Eddie reached out, grabbed it, pulled. She shrieked, then spun.
The stolen pistol was in her hand—
He ducked as she fired, the bullet hitting a man behind him and showering his companions with blood.
Eddie sprang up before she could fire again, slamming his shoulder into her adbomen. She reeled. Metal clattered against paving as the gun was knocked from her hand.
He grabbed for the fallen weapon, missed, tripped as someone ran into him, and found himself amongst a forest of trampling legs. A man stumbled over him, stamping on his hand. Eddie yelled and struggled to stand, realising through the sharp pain that he had lost sight of Madirakshi. He looked from side to side. No sign of the police uniform—
Something lashed round his neck from behind.
Eddie’s hand flashed up reflexively just as the garrotte pulled tight, crushing his fingers against his Adam’s apple. Choking, he tried to push the wire away, but it cut painfully into his flesh, blood oozing out. A knee crunched into his back. He struggled for breath as the wire drew tighter, sawing at his throat—
Kit hurtled from the panicked crowd and tackled her. She lost her grip on one end of the garrotte as all three fell. He tried to pin her, but she elbowed him viciously in the face and jumped back up, about to run again—
Sirens howled all round the square, a voice booming orders through a megaphone. The Lyon police were sealing off the Place des Terreaux.
Eddie got up. ‘There’s no way out!’ he gasped. ‘If you give up now, I might not match your other eye up.’
To her other side, Kit was also recovering. Madirakshi glanced between the two men, eyeing up possible escape routes - and finding none, blocked by the towering neon display and the pedestal beneath the holographic dancer. ‘We can make a deal,’ said Kit. ‘Testify against your employer, and we—’
She was uninterested in deals. Instead, she ran to the neon sculpture - and started to climb it.

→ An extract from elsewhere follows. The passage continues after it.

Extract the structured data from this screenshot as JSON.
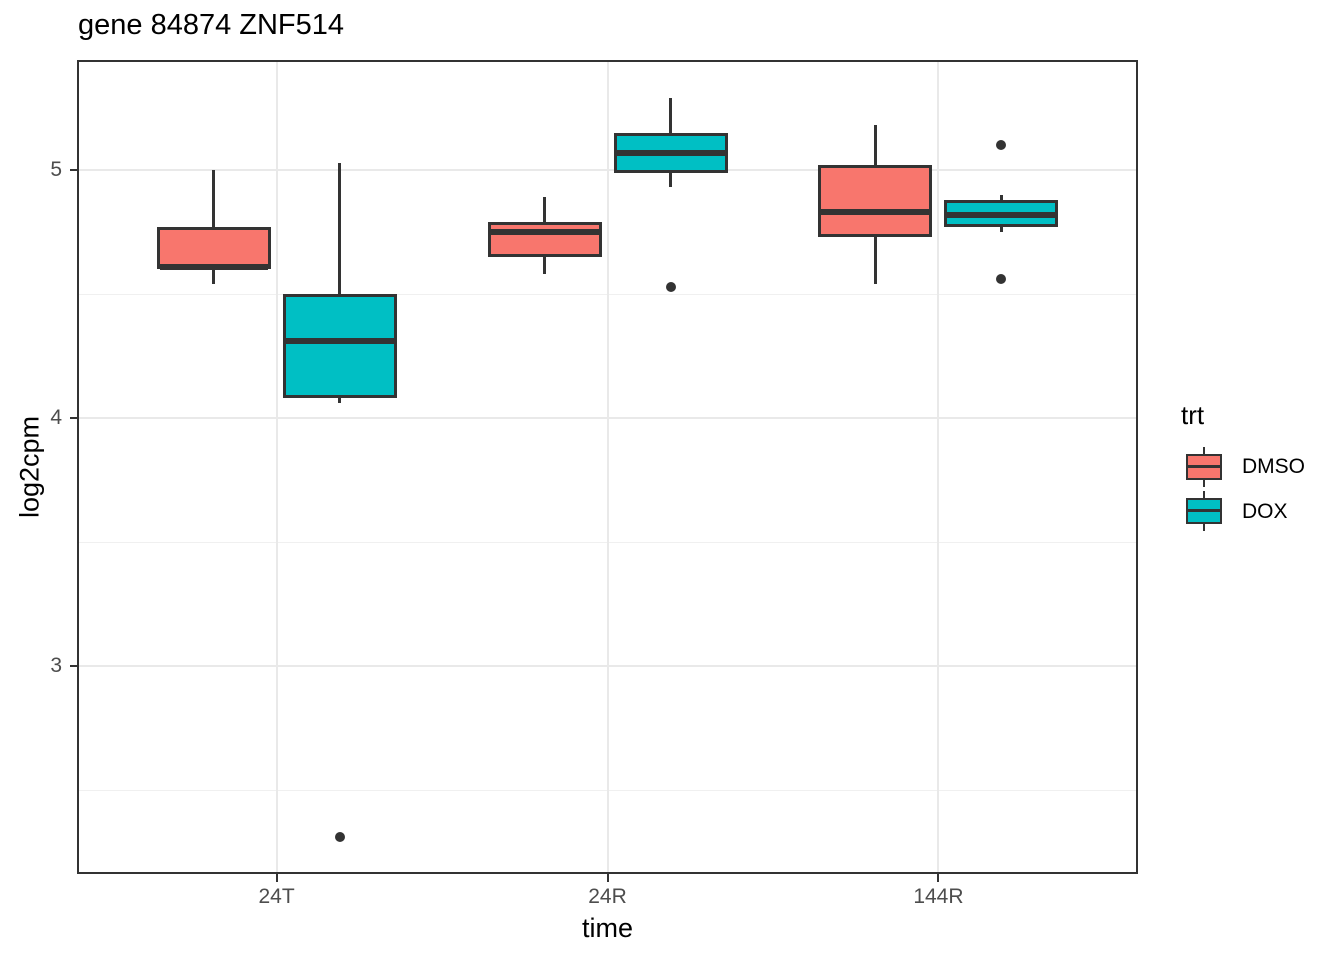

‘Get round the other side, cut her off!’ Eddie told Kit, but even as he spoke he realised she had no intention of jumping down. She kept climbing the ladder-like central frame, the spinning lighting effect seeming to sweep her aloft. What the hell was she doing?

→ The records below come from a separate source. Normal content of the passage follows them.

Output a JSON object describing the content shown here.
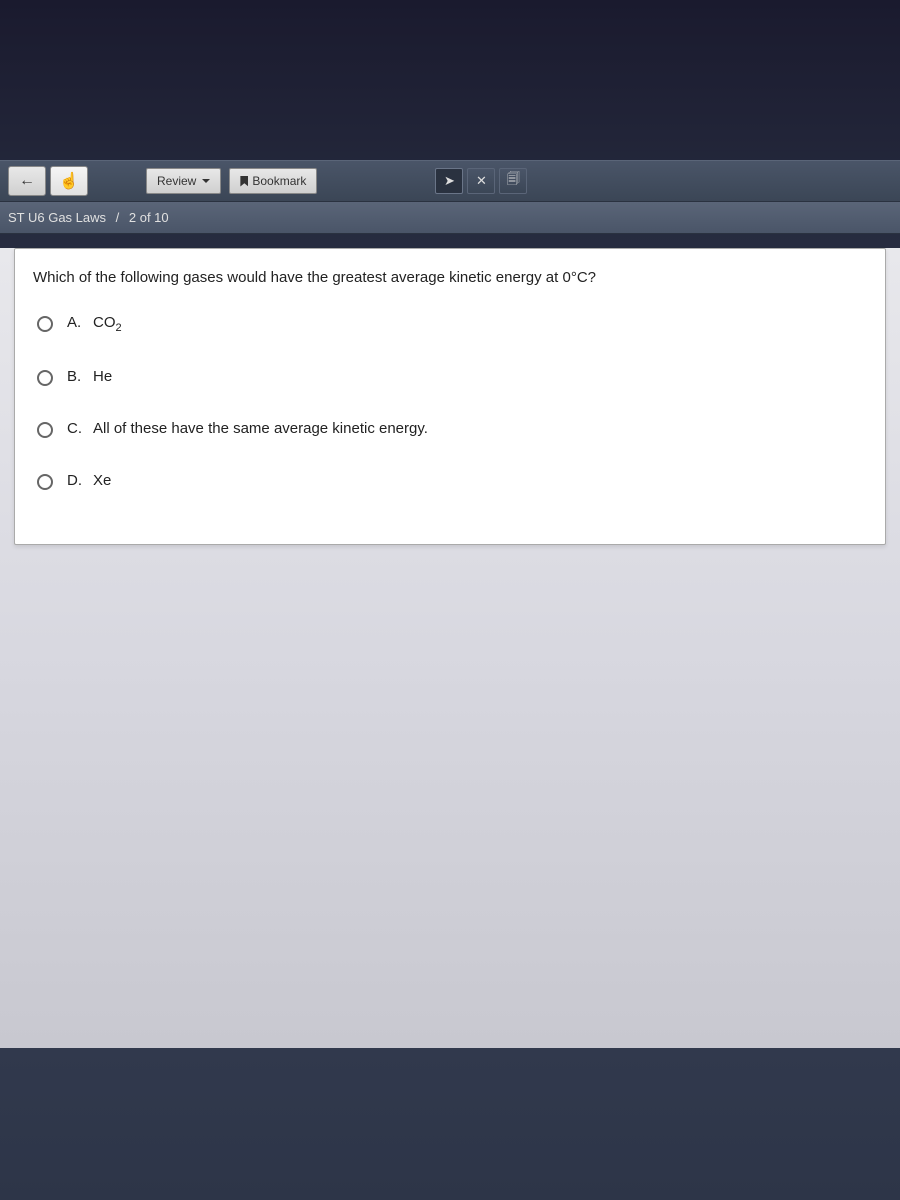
{
  "toolbar": {
    "review_label": "Review",
    "bookmark_label": "Bookmark"
  },
  "breadcrumb": {
    "title": "ST U6 Gas Laws",
    "separator": "/",
    "progress": "2 of 10"
  },
  "question": {
    "text": "Which of the following gases would have the greatest average kinetic energy at 0°C?",
    "options": [
      {
        "letter": "A.",
        "text_html": "CO<sub>2</sub>"
      },
      {
        "letter": "B.",
        "text_html": "He"
      },
      {
        "letter": "C.",
        "text_html": "All of these have the same average kinetic energy."
      },
      {
        "letter": "D.",
        "text_html": "Xe"
      }
    ]
  },
  "colors": {
    "toolbar_bg": "#4a5568",
    "content_bg": "#e0e0e8",
    "panel_bg": "#ffffff",
    "text": "#222222"
  }
}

The answer hit him as she reached the pinnacle, over thirty feet above. She wasn’t planning on coming down. Alive, at least.
‘No, wait!’ he shouted—
Too late.
She thrust her hands into the wiring.
The neon flickered, sparks sizzling from the sculpture’s summit as thousands of volts surged through her. People screamed at the sight. Smoke coiled from Madirakshi’s body as she shuddered uncontrollably, the vibrations shaking the whole tower . . .
Something broke loose. With the searing lightning-crack of an electrical short, the display went dark, and the woman fell away.
For a moment, it seemed as though the hollow man was trying to catch her . . . but he was just an illusion. High-powered lasers seared across her back as she dropped towards the holographic generator, uniform and hair bursting into flames before the blazing corpse smashed down spread-eagled on the pedestal. The operator hurriedly shut off the lasers, but the body continued to burn, rising smoke glowing in every colour imaginable as it passed through the beams of the giant projections.
8
New York City
‘What happened to her?’ Nina asked, wondering if she had misheard Eddie over the crackly international phone connection.
‘She electrocuted herself and fell on a hologram that set her on fire,’ he repeated. ‘Probably not what the local tourist board had in mind for their Festival of Light . . . Anyway, she was dead set - literally - on not being caught.’
‘I’ve heard of loyalty to your employer, but jeez,’ she said. ‘And Fernandez is dead?’ The thought was not exactly heartbreaking.